Do you think a notebook takes up less space, or a house full of relatives takes up less space?
This is one reason for the existence of the PLT table: to utilize memory more efficiently.
Another reason is to increase security.
LINUX Security Protection Mechanisms#
CANARY#
Canary is a protective measure against stack overflow attacks. Its basic principle is to copy a random number canary of length 8 bytes with a starting byte of \x00 from memory at fs: 0x28, which will be pushed onto the stack immediately after creating the stack frame (right next to ebp). When an attacker attempts to overwrite ebp or the return address below ebp through a buffer overflow, they will inevitably overwrite the value of the canary; when the program ends, it checks whether the value of CANARY is consistent with the previous one. If not, the program will not continue running, thus preventing buffer overflow attacks.
Bypass Methods:
- Modify the canary.
- Leak the canary.
Canary Bypass#
- Format String Bypass Canary
- Read the value of the canary through a format string.

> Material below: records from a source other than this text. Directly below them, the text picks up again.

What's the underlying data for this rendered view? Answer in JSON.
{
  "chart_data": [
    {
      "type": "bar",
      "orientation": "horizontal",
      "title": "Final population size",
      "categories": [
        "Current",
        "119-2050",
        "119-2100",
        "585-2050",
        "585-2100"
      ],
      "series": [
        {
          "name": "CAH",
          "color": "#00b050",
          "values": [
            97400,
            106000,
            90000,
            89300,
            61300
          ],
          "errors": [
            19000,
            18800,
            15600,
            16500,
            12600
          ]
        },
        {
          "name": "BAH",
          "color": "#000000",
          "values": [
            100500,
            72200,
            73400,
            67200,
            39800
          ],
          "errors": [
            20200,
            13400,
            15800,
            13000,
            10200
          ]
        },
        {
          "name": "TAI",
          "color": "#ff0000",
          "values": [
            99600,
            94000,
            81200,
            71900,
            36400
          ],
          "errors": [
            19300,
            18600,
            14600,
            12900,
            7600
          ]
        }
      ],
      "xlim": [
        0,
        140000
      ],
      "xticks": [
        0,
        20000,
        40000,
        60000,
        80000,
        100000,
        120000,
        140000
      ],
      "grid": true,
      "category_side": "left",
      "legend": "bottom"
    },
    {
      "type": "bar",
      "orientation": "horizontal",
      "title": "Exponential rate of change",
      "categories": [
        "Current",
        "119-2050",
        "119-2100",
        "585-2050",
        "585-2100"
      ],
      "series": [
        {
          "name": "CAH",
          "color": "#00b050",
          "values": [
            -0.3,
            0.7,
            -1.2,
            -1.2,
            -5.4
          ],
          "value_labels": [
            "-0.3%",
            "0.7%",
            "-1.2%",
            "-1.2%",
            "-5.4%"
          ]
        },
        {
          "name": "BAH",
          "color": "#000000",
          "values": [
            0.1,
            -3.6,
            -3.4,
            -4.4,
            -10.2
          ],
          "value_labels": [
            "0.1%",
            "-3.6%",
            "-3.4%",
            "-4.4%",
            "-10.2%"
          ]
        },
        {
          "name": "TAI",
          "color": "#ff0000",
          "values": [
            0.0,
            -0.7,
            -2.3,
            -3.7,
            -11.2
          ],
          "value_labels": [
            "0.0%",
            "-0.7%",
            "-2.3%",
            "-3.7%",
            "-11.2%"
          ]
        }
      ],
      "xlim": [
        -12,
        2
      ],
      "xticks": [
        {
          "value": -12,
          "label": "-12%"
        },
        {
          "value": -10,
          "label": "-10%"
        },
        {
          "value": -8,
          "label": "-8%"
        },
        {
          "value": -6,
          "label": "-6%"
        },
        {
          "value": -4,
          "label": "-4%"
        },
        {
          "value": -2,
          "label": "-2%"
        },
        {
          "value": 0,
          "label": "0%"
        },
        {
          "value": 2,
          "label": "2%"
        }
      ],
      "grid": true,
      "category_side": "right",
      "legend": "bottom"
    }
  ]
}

- Canary Brute Force (for programs with fork function)
- The fork function effectively self-replicates; each time a program is copied, the memory layout is the same, so the canary values are also the same. We can brute force it bit by bit; if the program crashes, that bit is incorrect; if the program runs normally, we can proceed to the next bit until we find the correct canary.
- Stack Smashing (deliberately trigger canary_ssp leak)
- Hijack __stack_chk_fail
- Modify the address of the __stack_chk_fail function in the GOT table. After the stack overflow, execute this function, but since its address has been modified, the program will jump to the address we want to execute.
NX#
Data on the stack has no execution permission (not executable). Once enabled, writable segments such as heap, stack, and bss segments in the program cannot be executed.
Bypass Method:
Use the mprotect function to modify segment permissions, and the nx protection does not affect ROP or GOT table hijacking exploit methods.
PIE and ASLR#
What is ASLR?#
ASLR is a feature option of the Linux operating system that applies when programs (ELF) are loaded into memory for execution. It is a security protection technology against buffer overflow attacks that randomizes the loading address to prevent attackers from directly locating the attack code position, thus preventing overflow attacks.
Enable/Disable ASLR#
Check the current system's ASLR status:
sudo cat /proc/sys/kernel/randomize_va_space
ASLR has three security levels:
- 0: ASLR is off
- 1: Randomizes stack base address (stack), shared libraries (.so libraries), mmap base address
- 2: On top of 1, adds randomization of heap base address (chunk)
What is PIE?#
PIE is a feature option of the gcc compiler that applies during the compilation of programs (ELF). It is a protection technology against fixed addresses for code segments (.text), data segments (.data), and uninitialized global variable segments (.bss). If a program has PIE protection enabled, the loading address changes each time the program is loaded, making it impossible to use tools like ROPgadget to assist in solving problems.
Enable PIE#
Add the parameter -fPIE
when compiling with gcc.
Once PIE is enabled, it randomizes the loading addresses of the code segment (.text), initialized data segment (.data), and uninitialized data segment (.bss).
PIE Bypass#
The loading address of a program is generally in memory page units, so the last three digits of the program's base address must be 0. This means that the last three known digits of those addresses are the last three digits of the actual address. Knowing this, we can bypass PIE; although we do not know the complete address, we know the last three digits, so we can use existing addresses on the stack and only modify the last two bytes (the last four digits).
Thus, the core idea of bypassing PIE is partial writing (partial address writing).
RELRO#
ReLocation Read-Only, stack address randomization, is a technology used to enhance the protection of binary data segments.